The majority of Finns believe their statutory pension will not allow them to enjoy their retirement as they would like to. As much as 70 per cent of Finnish women believe this is the case. Finns estimate they will have to cut down their travelling and household purchases as well as to spend less on their own health and well-being. Every other Finn is prepared to partly finance their own retirement.
According to a survey commissioned by Nordea from Taloustutkimus Oy, more than half of Finns expect their pension to decrease as a result of the national pension reform. 25% think their pension will remain on the current level, and only 5 per cent expect their pension to increase.
- Surprisingly many Finns have already formed an opinion of the impacts of the reform on their pension, although the reform is quite recent and discussions on its repercussions have varied a lot, says Risto Kuoppamäki, a specialist in long-term saving at Nordea.
At present, the pension accrual is around 50 per cent of the salary, and the average pension amounts to approximately 1,500 euros in Finland.
- Many salary earners, especially young temporary workers, can only dream of the 50 per cent, though. There is an actual need for future pensioners to save for their retirement in order to safeguard their standard of living, Risto Kuoppamäki says.
Every fourth respondent believed that their pension would be cut by 100 to 150 euros a month. Every third respondent was not able to assess the cut in euros. Of this group, women account for 40 per cent.
The need for supplementing the statutory pension is increasing
Nearly 90 per cent of Finns consider it necessary to supplement their statutory pension by saving or in some other manner. Despite this, only about half of them have taken action.

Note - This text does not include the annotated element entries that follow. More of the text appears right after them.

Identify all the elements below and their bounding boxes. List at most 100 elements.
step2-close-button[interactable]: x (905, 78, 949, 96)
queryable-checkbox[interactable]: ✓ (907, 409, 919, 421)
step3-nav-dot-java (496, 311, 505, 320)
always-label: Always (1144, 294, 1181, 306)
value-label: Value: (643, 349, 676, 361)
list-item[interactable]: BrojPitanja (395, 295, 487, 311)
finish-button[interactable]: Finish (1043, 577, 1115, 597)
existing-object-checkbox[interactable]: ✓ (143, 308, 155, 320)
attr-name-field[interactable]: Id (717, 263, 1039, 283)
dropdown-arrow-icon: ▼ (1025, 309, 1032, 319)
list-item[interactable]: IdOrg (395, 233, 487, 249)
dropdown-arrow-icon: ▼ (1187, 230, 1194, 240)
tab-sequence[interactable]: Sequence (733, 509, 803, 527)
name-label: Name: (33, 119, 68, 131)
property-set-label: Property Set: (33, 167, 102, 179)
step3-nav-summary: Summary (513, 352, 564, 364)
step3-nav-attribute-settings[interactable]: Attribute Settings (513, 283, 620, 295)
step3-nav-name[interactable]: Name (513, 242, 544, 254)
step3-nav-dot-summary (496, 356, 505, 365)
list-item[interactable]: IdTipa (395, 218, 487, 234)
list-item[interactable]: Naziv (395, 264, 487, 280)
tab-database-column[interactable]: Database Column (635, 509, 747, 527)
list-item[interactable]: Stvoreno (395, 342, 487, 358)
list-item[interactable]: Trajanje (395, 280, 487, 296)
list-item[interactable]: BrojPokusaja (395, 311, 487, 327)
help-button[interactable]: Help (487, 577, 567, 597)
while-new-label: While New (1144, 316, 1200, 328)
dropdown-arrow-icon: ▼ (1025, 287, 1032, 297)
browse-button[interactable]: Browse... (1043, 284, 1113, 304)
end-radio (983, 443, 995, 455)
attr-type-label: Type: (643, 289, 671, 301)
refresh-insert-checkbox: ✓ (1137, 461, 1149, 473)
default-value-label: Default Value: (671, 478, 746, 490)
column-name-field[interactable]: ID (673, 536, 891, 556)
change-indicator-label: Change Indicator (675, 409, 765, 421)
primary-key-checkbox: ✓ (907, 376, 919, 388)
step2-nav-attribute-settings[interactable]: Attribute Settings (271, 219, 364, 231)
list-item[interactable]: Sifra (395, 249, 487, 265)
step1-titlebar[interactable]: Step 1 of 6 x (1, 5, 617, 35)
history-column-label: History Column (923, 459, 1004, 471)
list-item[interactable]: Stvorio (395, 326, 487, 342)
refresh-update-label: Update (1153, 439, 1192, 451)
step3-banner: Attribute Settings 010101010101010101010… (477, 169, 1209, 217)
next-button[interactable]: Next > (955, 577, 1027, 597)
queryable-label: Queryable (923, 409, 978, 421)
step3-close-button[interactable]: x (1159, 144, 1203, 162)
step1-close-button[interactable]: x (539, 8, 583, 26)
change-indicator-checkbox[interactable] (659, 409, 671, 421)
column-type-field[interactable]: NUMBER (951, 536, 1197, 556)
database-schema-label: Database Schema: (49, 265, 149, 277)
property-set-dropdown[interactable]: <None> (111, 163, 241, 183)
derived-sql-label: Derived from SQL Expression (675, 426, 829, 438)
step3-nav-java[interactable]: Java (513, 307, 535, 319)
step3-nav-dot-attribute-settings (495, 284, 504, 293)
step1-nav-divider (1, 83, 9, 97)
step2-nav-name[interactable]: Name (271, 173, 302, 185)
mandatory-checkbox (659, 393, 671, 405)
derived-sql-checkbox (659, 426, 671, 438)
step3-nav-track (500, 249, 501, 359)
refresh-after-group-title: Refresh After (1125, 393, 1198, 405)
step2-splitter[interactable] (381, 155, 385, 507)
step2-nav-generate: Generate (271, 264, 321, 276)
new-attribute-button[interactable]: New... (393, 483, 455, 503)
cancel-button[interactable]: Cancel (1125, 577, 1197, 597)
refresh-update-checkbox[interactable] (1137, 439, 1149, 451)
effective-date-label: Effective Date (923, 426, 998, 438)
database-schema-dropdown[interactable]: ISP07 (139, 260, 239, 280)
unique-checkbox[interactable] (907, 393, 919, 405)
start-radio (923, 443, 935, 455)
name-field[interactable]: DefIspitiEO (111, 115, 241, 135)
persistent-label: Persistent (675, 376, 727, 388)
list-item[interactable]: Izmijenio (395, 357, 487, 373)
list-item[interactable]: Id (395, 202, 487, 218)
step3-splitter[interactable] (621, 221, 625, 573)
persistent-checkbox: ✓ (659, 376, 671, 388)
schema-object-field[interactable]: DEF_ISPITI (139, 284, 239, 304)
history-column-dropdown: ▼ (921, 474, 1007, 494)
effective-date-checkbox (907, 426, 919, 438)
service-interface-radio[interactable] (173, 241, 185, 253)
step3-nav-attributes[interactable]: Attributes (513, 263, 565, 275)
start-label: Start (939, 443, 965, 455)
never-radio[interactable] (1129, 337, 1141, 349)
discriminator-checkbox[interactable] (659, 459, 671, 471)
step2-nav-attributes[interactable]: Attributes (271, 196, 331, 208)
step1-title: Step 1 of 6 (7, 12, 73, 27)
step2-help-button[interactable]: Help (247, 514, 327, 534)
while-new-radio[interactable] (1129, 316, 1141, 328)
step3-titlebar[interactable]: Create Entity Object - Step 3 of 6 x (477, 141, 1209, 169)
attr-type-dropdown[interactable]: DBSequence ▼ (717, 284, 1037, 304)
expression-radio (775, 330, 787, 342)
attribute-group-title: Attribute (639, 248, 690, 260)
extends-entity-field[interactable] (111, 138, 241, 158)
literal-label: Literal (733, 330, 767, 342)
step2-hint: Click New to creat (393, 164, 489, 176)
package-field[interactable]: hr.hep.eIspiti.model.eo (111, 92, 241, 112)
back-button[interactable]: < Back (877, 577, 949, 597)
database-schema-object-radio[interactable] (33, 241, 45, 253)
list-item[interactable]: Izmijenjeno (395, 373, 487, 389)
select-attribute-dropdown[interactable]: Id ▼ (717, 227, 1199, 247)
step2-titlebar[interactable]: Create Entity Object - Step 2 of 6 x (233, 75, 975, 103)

- So far Finns are poorly prepared for retaining their standard of living when retired. However, there is a clear change in attitudes now: as a result of the pension reform, about six out of ten intend to be prepared for supplementing their statutory pension with their own savings, Kuoppamäki says.
- It is important that the consequences of the pension reform are discussed, as it is in the common interest of the whole Finnish society that no welfare gap opens between the working and the retired parts of the population, he adds.
Half of Finns intend to continue in working life after they turn 65
Of men, over 20 per cent expect to continue working after they have turned 65, which is clearly more than women do. Three out of ten believe that they will not work up to the age of 65, which is the new minimum old age pension limit. The main reasons for this are their health and work strain.
The pension survey was aimed at finding out how the pension reform has affected Finns' attitudes towards their future pension. The survey was conducted in an Internet panel at the turn of February and March. A total of 1,047 working people aged between 23 and 65 responded to the survey.